## Distance Between Two Points

If two points are selected at random from the interval $\left [0,1\right ]$, what is the probability that the distance between them is less than one fourth?
Source: NCTM Mathematics Teacher, February 2006

SOLUTION

Consider two points $A(0,0)$ and $B(1/4,0)$ on the $\left [0,1\right ]$ interval. Create an isosceles right triangle $ABC$ by drawing a perpendicular $\overline{BC}$ of length $1/4$ to $\overline{AB}$.

Keeping the length of the segment $\overline{AB}$ at a fixed value of $1/4$, move the segment $\overline{AB}$ from left to right until $A$ is at $(3/4,0)$ and $B$ at $(1,0)$. As the segment $\overline{AB}$ moves from left to right the isosceles right triangle $ABC$ moves within the confines of the trapezoid $ABEF$ from the lower left corner to the upper right hand corner ending at the location of triangle $DEF$.

What we have done is convert the problem of two points $A$ and $B$ on the interval $\left [0,1\right ]$ to the problem of an isosceles right triangle $ABC$ moving inside the trapezoid $ABEF$. The probability that the distance between $A$ and $B$ is less than one fourth equals the probability that the isosceles right triangle $ABC$ stays within the confines of the trapezoid $ABEF$.

The sample space is the isosceles right triangle of side length $1$. Its area equals $(1/2)1^2=1/2$.

The figure shows that the trapezoid is made up of $7$ isosceles triangles $ABC$.
Area of trapezoid = $7(1/2)(1/4)^2 = 7/32$
Probability that the distance between $A$ and $B$ is less than $1/4$ equals
$7/32\div 1/2=7/16$

Answer: $7/16$

Alternative solution
Let $A(x_A,0)$ and $B(x_B,0)$ two points on the interval $\left [0,1\right]$. We want $|x_A-x_B|<1/4$.

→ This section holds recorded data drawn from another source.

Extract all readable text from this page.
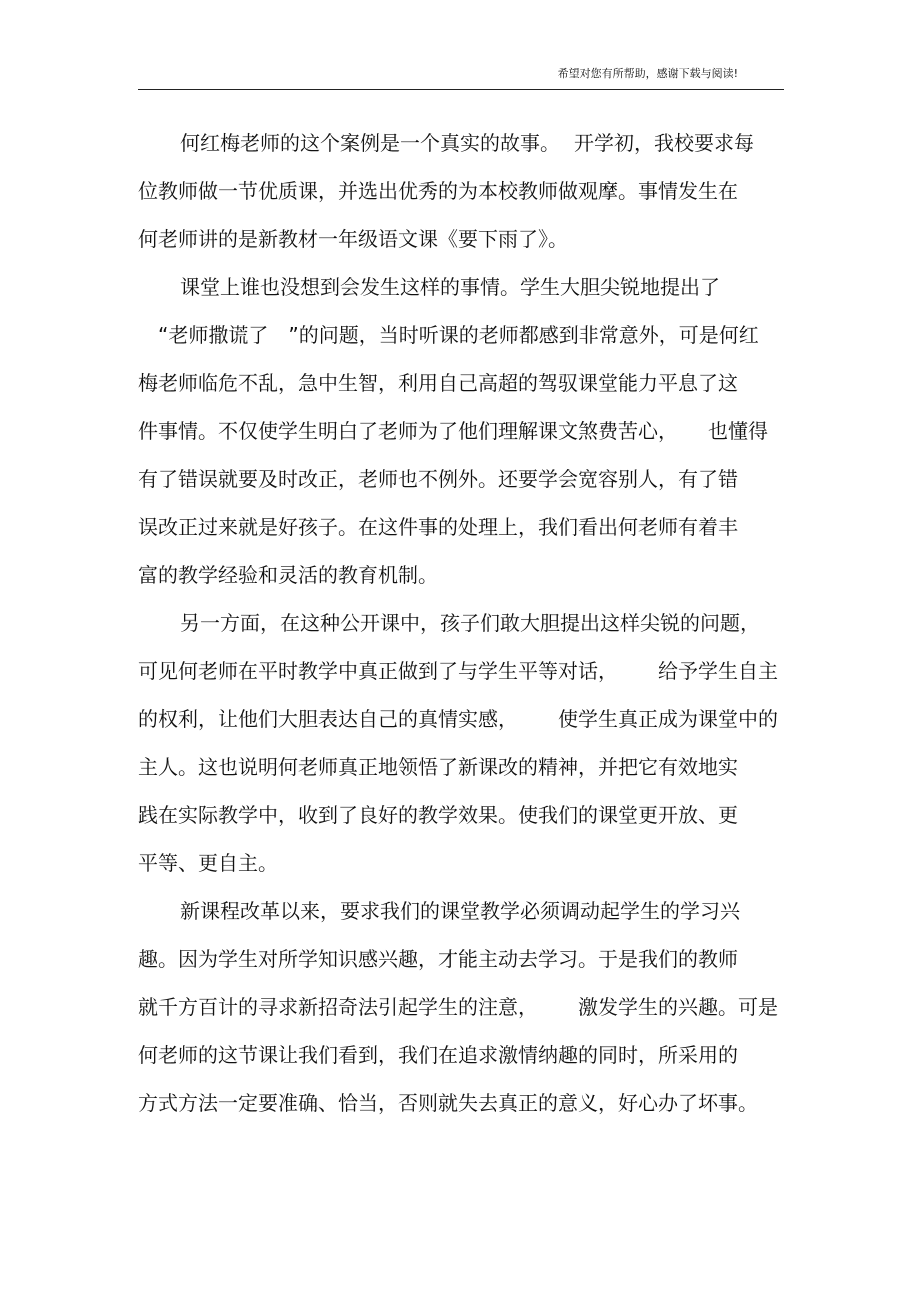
希望对您有所帮助，感谢下载与阅读!
何红梅老师的这个案例是一个真实的故事。 开学初，我校要求每
位教师做一节优质课，并选出优秀的为本校教师做观摩。事情发生在
何老师讲的是新教材一年级语文课《要下雨了》。
课堂上谁也没想到会发生这样的事情。学生大胆尖锐地提出了
“老师撒谎了 ”的问题，当时听课的老师都感到非常意外，可是何红
梅老师临危不乱，急中生智，利用自己高超的驾驭课堂能力平息了这
件事情。不仅使学生明白了老师为了他们理解课文煞费苦心， 也懂得
有了错误就要及时改正，老师也不例外。还要学会宽容别人，有了错
误改正过来就是好孩子。在这件事的处理上，我们看出何老师有着丰
富的教学经验和灵活的教育机制。
另一方面，在这种公开课中，孩子们敢大胆提出这样尖锐的问题，
可见何老师在平时教学中真正做到了与学生平等对话， 给予学生自主
的权利，让他们大胆表达自己的真情实感， 使学生真正成为课堂中的
主人。这也说明何老师真正地领悟了新课改的精神，并把它有效地实
践在实际教学中，收到了良好的教学效果。使我们的课堂更开放、更
平等、更自主。
新课程改革以来，要求我们的课堂教学必须调动起学生的学习兴
趣。因为学生对所学知识感兴趣，才能主动去学习。于是我们的教师
就千方百计的寻求新招奇法引起学生的注意， 激发学生的兴趣。可是
何老师的这节课让我们看到，我们在追求激情纳趣的同时，所采用的
方式方法一定要准确、恰当，否则就失去真正的意义，好心办了坏事。
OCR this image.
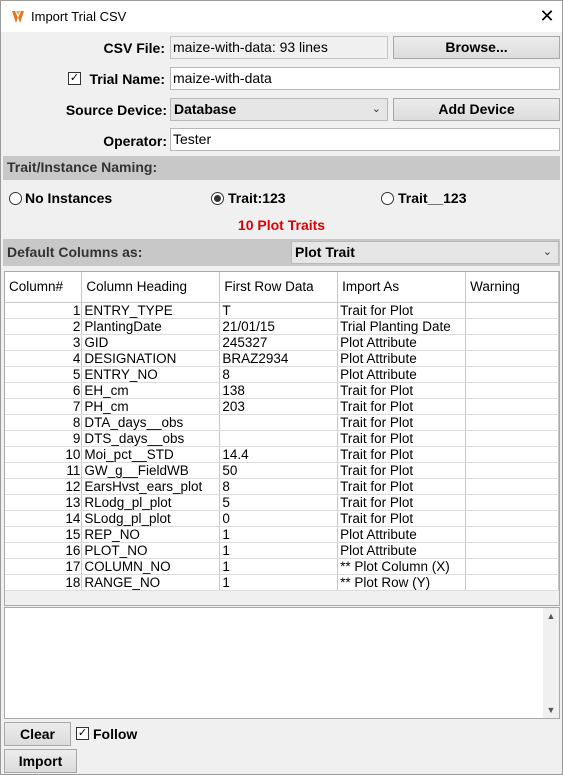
Import Trial CSV	✕
CSV File: maize-with-data: 93 lines	Browse...
✓ Trial Name: maize-with-data
Source Device: Database	⌄	Add Device
Operator: Tester
Trait/Instance Naming:
No Instances	Trait:123	Trait__123
10 Plot Traits
Default Columns as:	Plot Trait	⌄
Column#	Column Heading	First Row Data	Import As	Warning
1	ENTRY_TYPE	T	Trait for Plot	
2	PlantingDate	21/01/15	Trial Planting Date	
3	GID	245327	Plot Attribute	
4	DESIGNATION	BRAZ2934	Plot Attribute	
5	ENTRY_NO	8	Plot Attribute	
6	EH_cm	138	Trait for Plot	
7	PH_cm	203	Trait for Plot	
8	DTA_days__obs		Trait for Plot	
9	DTS_days__obs		Trait for Plot	
10	Moi_pct__STD	14.4	Trait for Plot	
11	GW_g__FieldWB	50	Trait for Plot	
12	EarsHvst_ears_plot	8	Trait for Plot	
13	RLodg_pl_plot	5	Trait for Plot	
14	SLodg_pl_plot	0	Trait for Plot	
15	REP_NO	1	Plot Attribute	
16	PLOT_NO	1	Plot Attribute	
17	COLUMN_NO	1	** Plot Column (X)	
18	RANGE_NO	1	** Plot Row (Y)	
▲
▼
Clear	✓ Follow
Import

The diagonal from $(0,0)$ to $(1,1)$ in the above figure is the set of points $A$ and $B$ such that $x_A=x_B$. The line above the diagonal is the set of points $x_B-x_A=1/4$ and the line under it is the set of points $x_B-x_A=\textrm{-}1/4$. As long as the coordinates $(x_A,x_B)$ stay inside the region delineated by these two lines, $|x_A-x_B|<1/4$.
The square of side $1$ represents the sample space; its area equals $1^2=1$.
Area of the region = area of square – area of two isosceles right triangles of side length $3/4$
$=1-2(1/2)(3/4)^2= 7/16$
Probability that the distance between $A$ and $B$ is less than $1/4$ equals
$7/16\div 1=7/16$